Wang et al. (2025) Aridification enhancing vegetation sensitivities to soil and atmospheric dryness in Northeast Asia
Identification
- Journal: Global and Planetary Change
- Year: 2025
- Date: 2025-12-08
- Authors: Zhikai Wang, Wen Chen, Jinling Piao, Shangfeng Chen, Changhao Wu
- DOI: 10.1016/j.gloplacha.2025.105244
Research Groups
- Center for Monsoon System Research, Institute of Atmospheric Physics, Chinese Academy of Sciences, Beijing, China
- College of Earth and Planetary Sciences, University of Chinese Academy of Sciences, Beijing, China
- Yunnan Key Laboratory of Meteorological Disasters and Climate Resources in the Greater Mekong Subregion, Yunnan University, Kunming, China
- Department of Atmospheric Sciences, Yunnan University, Kunming, China
- Yunnan International Joint Laboratory of Monsoon and Climate Disasters, Yunnan University, Kunming, China
- National Key Laboratory of Earth System Numerical Modeling and Application, Institute of Atmospheric Physics, Chinese Academy of Sciences, Beijing, China
Short Summary
This study investigates how vegetation gross primary production (GPP) sensitivity to soil moisture (SM) and vapor pressure deficit (VPD) shifts across aridity gradients in Northeast Asia, finding that aridification enhances GPP vulnerability, especially to VPD in semi-arid to humid zones.
Objective
- To explore the relative dominance of soil moisture (SM) and vapor pressure deficit (VPD) on gross primary production (GPP) variations and understand the shifting sensitivity of vegetation productivity to a warming climate across aridity gradients in Northeast Asia.
Study Configuration
- Spatial Scale: Northeast Asia (NEA), encompassing northern China and the Mongolian Plateau.

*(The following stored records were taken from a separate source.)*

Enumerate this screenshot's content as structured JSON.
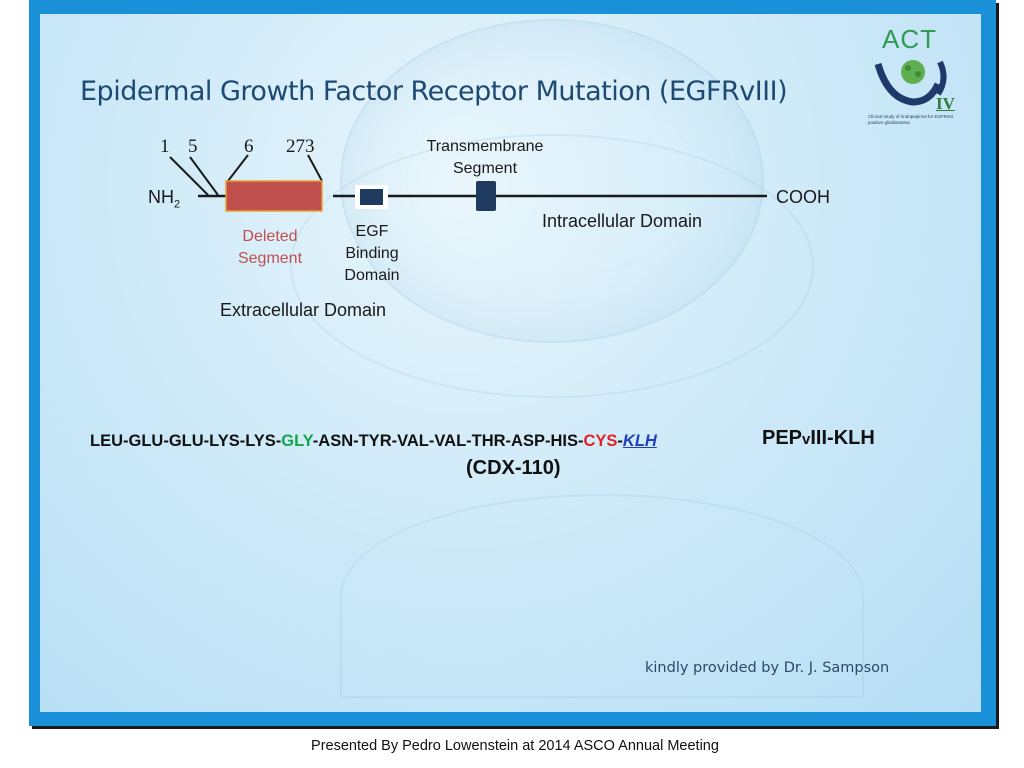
{
  "slide": {
    "title": "Epidermal Growth Factor Receptor Mutation (EGFRvIII)",
    "logo": {
      "text": "ACT",
      "numeral": "IV",
      "caption": "Clinical study of rindopepimut for EGFRvIII positive glioblastoma"
    },
    "diagram": {
      "n_terminus": "NH",
      "n_terminus_sub": "2",
      "c_terminus": "COOH",
      "residue_numbers": [
        "1",
        "5",
        "6",
        "273"
      ],
      "deleted_segment_line1": "Deleted",
      "deleted_segment_line2": "Segment",
      "egf_domain_lines": [
        "EGF",
        "Binding",
        "Domain"
      ],
      "transmembrane_lines": [
        "Transmembrane",
        "Segment"
      ],
      "intracellular_label": "Intracellular Domain",
      "extracellular_label": "Extracellular Domain"
    },
    "peptide": {
      "prefix": "LEU-GLU-GLU-LYS-LYS-",
      "gly": "GLY",
      "middle": "-ASN-TYR-VAL-VAL-THR-ASP-HIS-",
      "cys": "CYS",
      "dash": "-",
      "klh": "KLH",
      "name_part1": "PEP",
      "name_part2": "v",
      "name_part3": "III-KLH",
      "code": "(CDX-110)"
    },
    "credit": "kindly provided by Dr. J. Sampson"
  },
  "footer": "Presented By Pedro Lowenstein at 2014 ASCO Annual Meeting",
  "colors": {
    "frame": "#1a90d8",
    "title": "#1d4a72",
    "deleted_segment": "#c0504d",
    "domain_box": "#1f3a5f",
    "gly": "#15a44a",
    "cys": "#e0202a",
    "klh": "#1f3fbf"
  }
}
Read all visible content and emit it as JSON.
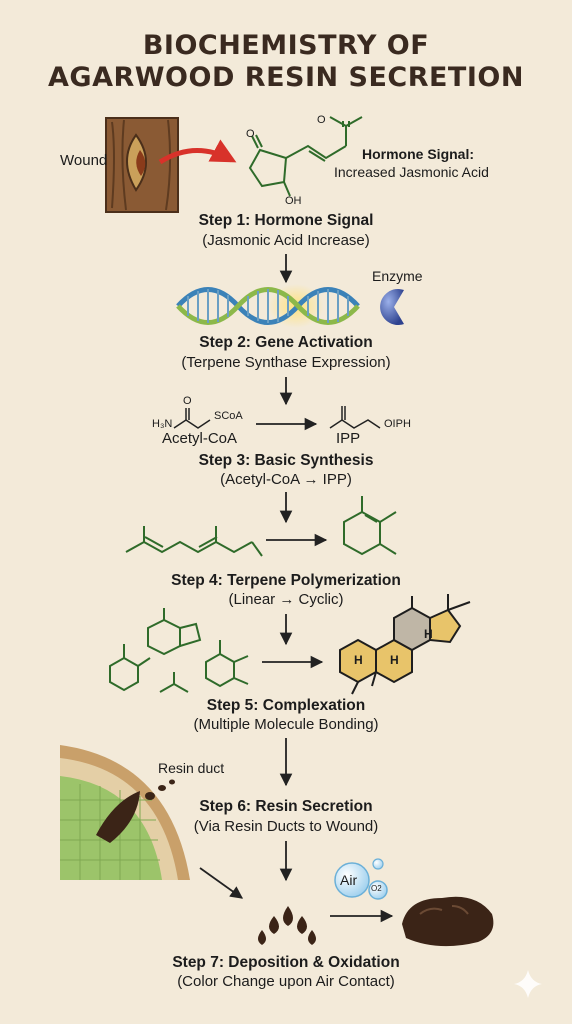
{
  "title": {
    "line1": "BIOCHEMISTRY OF",
    "line2": "AGARWOOD RESIN SECRETION"
  },
  "labels": {
    "wound": "Wound",
    "hormone_signal_title": "Hormone Signal:",
    "hormone_signal_sub": "Increased Jasmonic Acid",
    "enzyme": "Enzyme",
    "acetyl_coa": "Acetyl-CoA",
    "ipp": "IPP",
    "resin_duct": "Resin duct",
    "air": "Air",
    "o2": "O2",
    "ja_oh": "OH",
    "ja_o1": "O",
    "ja_o2": "O",
    "acoa_h3n": "H₃N",
    "acoa_o": "O",
    "acoa_scoa": "SCoA",
    "ipp_oiph": "OIPH",
    "h1": "H",
    "h2": "H",
    "h3": "H"
  },
  "steps": [
    {
      "title": "Step 1: Hormone Signal",
      "sub": "(Jasmonic Acid Increase)"
    },
    {
      "title": "Step 2: Gene Activation",
      "sub": "(Terpene Synthase Expression)"
    },
    {
      "title": "Step 3: Basic Synthesis",
      "sub": "(Acetyl-CoA → IPP)"
    },
    {
      "title": "Step 4: Terpene Polymerization",
      "sub": "(Linear → Cyclic)"
    },
    {
      "title": "Step 5: Complexation",
      "sub": "(Multiple Molecule Bonding)"
    },
    {
      "title": "Step 6: Resin Secretion",
      "sub": "(Via Resin Ducts to Wound)"
    },
    {
      "title": "Step 7: Deposition & Oxidation",
      "sub": "(Color Change upon Air Contact)"
    }
  ],
  "colors": {
    "background": "#f3ead9",
    "molecule_green": "#2f6b2a",
    "wood_brown": "#8a5a34",
    "arrow_red": "#d8322a",
    "dna_blue": "#3b82b8",
    "dna_green": "#8cb84a",
    "enzyme_blue": "#4a63b0",
    "ring_yellow": "#e8c46a",
    "resin_dark": "#3b2417"
  },
  "icons": [
    "wound-tree-icon",
    "dna-helix-icon",
    "enzyme-icon",
    "resin-duct-icon",
    "resin-drops-icon",
    "air-bubble-icon",
    "resin-lump-icon",
    "sparkle-icon"
  ]
}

- Temporal Scale: Focuses on changes observed since the early 2000s, reflecting a period of warming and drying conditions.
Methodology and Data
- Models used: Random Forest (RF) algorithm.

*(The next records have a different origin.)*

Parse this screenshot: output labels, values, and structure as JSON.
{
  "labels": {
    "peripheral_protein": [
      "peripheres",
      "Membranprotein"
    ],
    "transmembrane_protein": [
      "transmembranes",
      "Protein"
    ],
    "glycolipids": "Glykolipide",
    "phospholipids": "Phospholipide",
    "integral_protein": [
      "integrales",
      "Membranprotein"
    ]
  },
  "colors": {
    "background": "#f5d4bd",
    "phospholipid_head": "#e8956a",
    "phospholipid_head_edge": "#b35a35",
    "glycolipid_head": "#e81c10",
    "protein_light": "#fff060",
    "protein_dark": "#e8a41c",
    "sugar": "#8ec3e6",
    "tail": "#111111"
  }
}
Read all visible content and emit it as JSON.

- Data sources: Not explicitly detailed in the provided text, but implied observational or reanalysis data for gross primary production (GPP), soil moisture (SM), and vapor pressure deficit (VPD).
Main Results
- Vegetation growth in arid regions is predominantly influenced by soil moisture (SM).
- Vapor pressure deficit (VPD) exerts a stronger influence on vegetation growth in semi-arid to humid zones.
- Under warming and drying conditions (aridification), the sensitivity of GPP to water availability intensified.
- Vegetation in semi-arid to humid zones became increasingly vulnerable to VPD under these aridifying conditions.
Contributions
- Demonstrates distinct and varied responses of vegetation growth to soil moisture and vapor pressure deficit across different aridity gradients.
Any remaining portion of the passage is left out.